Algo parecido, no final das contas, com o mecanismo que rege a aprovação habitual das leis nas Cortes.
Mesmo assim, Joan Subirats, professor de Ciências Políticas da Universidade Autônoma de Barcelona, não acredita em que o modelo dos indignados funcione: "Não há precedentes históricos, com a exceção de um cantão na Suécia e no município de Porto Alegre, onde os cidadãos votam seus orçamentos participativos uma vez ao ano. São comunidades pequenas, mas parece improvável que a auto-organização possa funcionar em grande escala".
Este professor vê apenas um caminho de mudança possível no curto prazo: aquele marcado por Pierre Rosanvalon em A contra-democracia: a política na era da desconfiança. O cientista político francês afirma que a vida democrática depende cada vez menos das eleições e mais da pressão cidadã.

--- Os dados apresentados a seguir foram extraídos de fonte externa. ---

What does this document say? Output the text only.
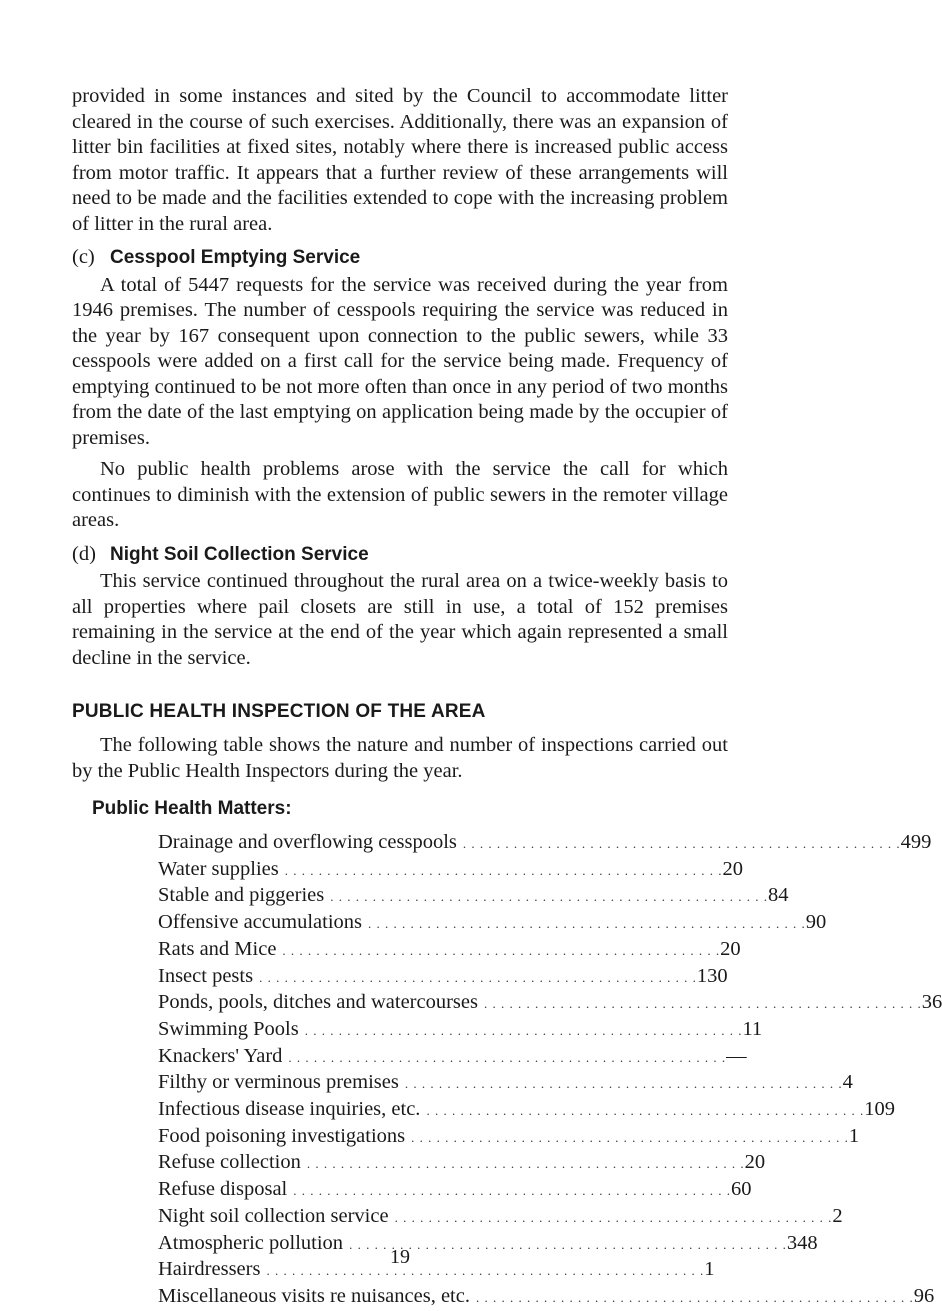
provided in some instances and sited by the Council to accommodate litter cleared in the course of such exercises. Additionally, there was an expansion of litter bin facilities at fixed sites, notably where there is increased public access from motor traffic. It appears that a further review of these arrangements will need to be made and the facilities extended to cope with the increasing problem of litter in the rural area.

(c) Cesspool Emptying Service

A total of 5447 requests for the service was received during the year from 1946 premises. The number of cesspools requiring the service was reduced in the year by 167 consequent upon connection to the public sewers, while 33 cesspools were added on a first call for the service being made. Frequency of emptying continued to be not more often than once in any period of two months from the date of the last emptying on application being made by the occupier of premises.

No public health problems arose with the service the call for which continues to diminish with the extension of public sewers in the remoter village areas.

(d) Night Soil Collection Service

This service continued throughout the rural area on a twice-weekly basis to all properties where pail closets are still in use, a total of 152 premises remaining in the service at the end of the year which again represented a small decline in the service.

PUBLIC HEALTH INSPECTION OF THE AREA

The following table shows the nature and number of inspections carried out by the Public Health Inspectors during the year.

Public Health Matters:
Drainage and overflowing cesspools . . . . . . . . . . . . . . . . . . . . . . . . . . . . . . . . . . . . . . . . . . . . . . . . . . . . 499
Water supplies . . . . . . . . . . . . . . . . . . . . . . . . . . . . . . . . . . . . . . . . . . . . . . . . . . . . 20
Stable and piggeries . . . . . . . . . . . . . . . . . . . . . . . . . . . . . . . . . . . . . . . . . . . . . . . . . . . . 84
Offensive accumulations . . . . . . . . . . . . . . . . . . . . . . . . . . . . . . . . . . . . . . . . . . . . . . . . . . . . 90
Rats and Mice . . . . . . . . . . . . . . . . . . . . . . . . . . . . . . . . . . . . . . . . . . . . . . . . . . . . 20
Insect pests . . . . . . . . . . . . . . . . . . . . . . . . . . . . . . . . . . . . . . . . . . . . . . . . . . . . 130
Ponds, pools, ditches and watercourses . . . . . . . . . . . . . . . . . . . . . . . . . . . . . . . . . . . . . . . . . . . . . . . . . . . . 36
Swimming Pools . . . . . . . . . . . . . . . . . . . . . . . . . . . . . . . . . . . . . . . . . . . . . . . . . . . . 11
Knackers' Yard . . . . . . . . . . . . . . . . . . . . . . . . . . . . . . . . . . . . . . . . . . . . . . . . . . . . —
Filthy or verminous premises . . . . . . . . . . . . . . . . . . . . . . . . . . . . . . . . . . . . . . . . . . . . . . . . . . . . 4
Infectious disease inquiries, etc. . . . . . . . . . . . . . . . . . . . . . . . . . . . . . . . . . . . . . . . . . . . . . . . . . . . . 109
Food poisoning investigations . . . . . . . . . . . . . . . . . . . . . . . . . . . . . . . . . . . . . . . . . . . . . . . . . . . . 1
Refuse collection . . . . . . . . . . . . . . . . . . . . . . . . . . . . . . . . . . . . . . . . . . . . . . . . . . . . 20
Refuse disposal . . . . . . . . . . . . . . . . . . . . . . . . . . . . . . . . . . . . . . . . . . . . . . . . . . . . 60
Night soil collection service . . . . . . . . . . . . . . . . . . . . . . . . . . . . . . . . . . . . . . . . . . . . . . . . . . . . 2
Atmospheric pollution . . . . . . . . . . . . . . . . . . . . . . . . . . . . . . . . . . . . . . . . . . . . . . . . . . . . 348
Hairdressers . . . . . . . . . . . . . . . . . . . . . . . . . . . . . . . . . . . . . . . . . . . . . . . . . . . . 1
Miscellaneous visits re nuisances, etc. . . . . . . . . . . . . . . . . . . . . . . . . . . . . . . . . . . . . . . . . . . . . . . . . . . . . 96
19
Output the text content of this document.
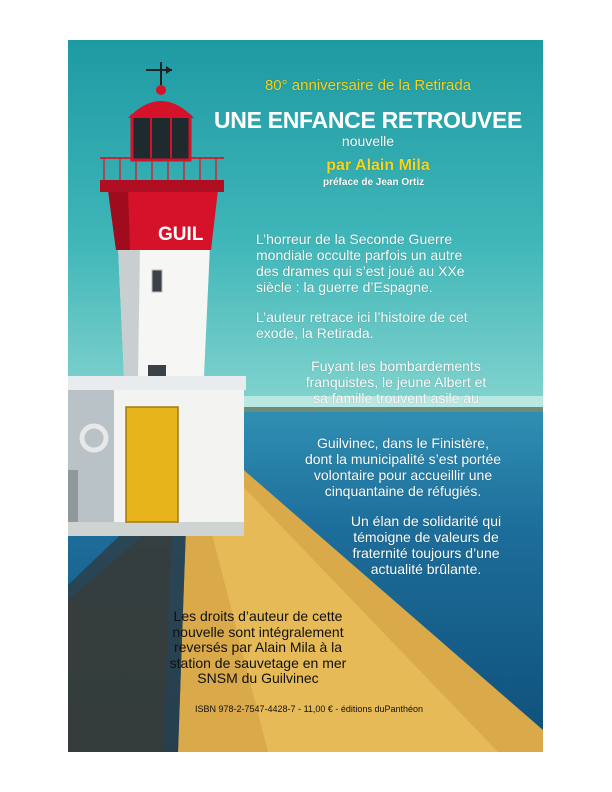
GUIL
80° anniversaire de la Retirada
UNE ENFANCE RETROUVEE
nouvelle
par Alain Mila
préface de Jean Ortiz
L’horreur de la Seconde Guerre
mondiale occulte parfois un autre
des drames qui s’est joué au XXe
siècle : la guerre d’Espagne.
L’auteur retrace ici l’histoire de cet
exode, la Retirada.
Fuyant les bombardements
franquistes, le jeune Albert et
sa famille trouvent asile au
Guilvinec, dans le Finistère,
dont la municipalité s’est portée
volontaire pour accueillir une
cinquantaine de réfugiés.
Un élan de solidarité qui
témoigne de valeurs de
fraternité toujours d’une
actualité brûlante.
Les droits d’auteur de cette
nouvelle sont intégralement
reversés par Alain Mila à la
station de sauvetage en mer
SNSM du Guilvinec
ISBN 978-2-7547-4428-7 - 11,00 € - éditions duPanthéon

"O bom cidadão não é só aquele que, de tempos em tempos, vota, mas também aquele que vigia permanentemente e interpela os poderes, os critica e os julga como expressão das expectativas e decepções da sociedade", defendia o autor antecipando o 15-M.

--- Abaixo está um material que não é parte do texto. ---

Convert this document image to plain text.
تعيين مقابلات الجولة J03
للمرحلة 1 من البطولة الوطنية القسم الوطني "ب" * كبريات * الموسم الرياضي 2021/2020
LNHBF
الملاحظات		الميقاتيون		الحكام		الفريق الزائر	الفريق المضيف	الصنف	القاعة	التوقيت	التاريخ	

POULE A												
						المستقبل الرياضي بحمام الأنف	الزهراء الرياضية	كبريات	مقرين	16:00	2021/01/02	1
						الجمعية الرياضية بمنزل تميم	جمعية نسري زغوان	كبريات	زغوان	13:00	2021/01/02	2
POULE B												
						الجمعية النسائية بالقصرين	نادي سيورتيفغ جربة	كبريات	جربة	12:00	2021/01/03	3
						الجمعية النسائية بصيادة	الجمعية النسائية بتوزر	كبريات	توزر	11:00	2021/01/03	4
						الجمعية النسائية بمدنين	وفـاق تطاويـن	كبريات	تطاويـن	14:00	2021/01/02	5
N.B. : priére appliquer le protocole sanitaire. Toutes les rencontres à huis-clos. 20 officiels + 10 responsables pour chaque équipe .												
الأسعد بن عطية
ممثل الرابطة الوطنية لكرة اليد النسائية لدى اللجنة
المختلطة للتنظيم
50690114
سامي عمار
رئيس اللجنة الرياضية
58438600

Os políticos agem como marionetes nas mãos dos lobbies?
A crise de representatividade tem uma origem definida: a perversão da figura do político profissional. Essa é a tese do cientista político Jaime Pastor: "Os políticos se esqueceram de cumprir com os requisitos mínimos da democracia e já não participam das sessões plenárias, têm condições salariais muito superiores à média, não consultam os cidadãos e estão submetidos a uma disciplina de partido que empobrece o debate".
O professor da UNED alerta que esta tendência contribui para que se estabeleça uma relação "perigosamente próxima" entre representantes do povo e grupos econômicos de poder, fundindo-os em um mesmo lobby. "Quem renunciaria a essa cota de poder?", se pergunta Pastor. Em sua opinião, a falta de vontade política é a razão pela qual não se instaura um modelo diferente.
A senadora Matilde Fernández arregaça as mangas e se defende: "Eu também estou indignada com a falta de mecanismos de controle, e se eu, que tenho minha vida garantida, encontro motivos para estar descontente, imagine as razões daqueles que estão começando, mas me parece injusto que clamem por uma democracia real. A nossa já o é". Fernández não acredita que seja impossível alcançar a democracia comunitária e recomenda aos cidadãos que não esqueçam os méritos do sistema parlamentar, "que tanto trabalho custou".
A ex-ministra socialista Cristina Narbona não está certa sobre até onde o movimento pode chegar, mas se mostra preocupada com o distanciamento entre representantes e representados: "Todos os políticos temos a obrigação de escutar o que os cidadãos dizem, sobretudo quando a deterioração do nosso Estado de bem-estar é tão evidente". Depois de fazer o mea culpa, aproveita para passar a fatura ao PP: "Não posso entender que não se importem com os protestos do 15-M, que tocam diretamente em temas como a corrupção".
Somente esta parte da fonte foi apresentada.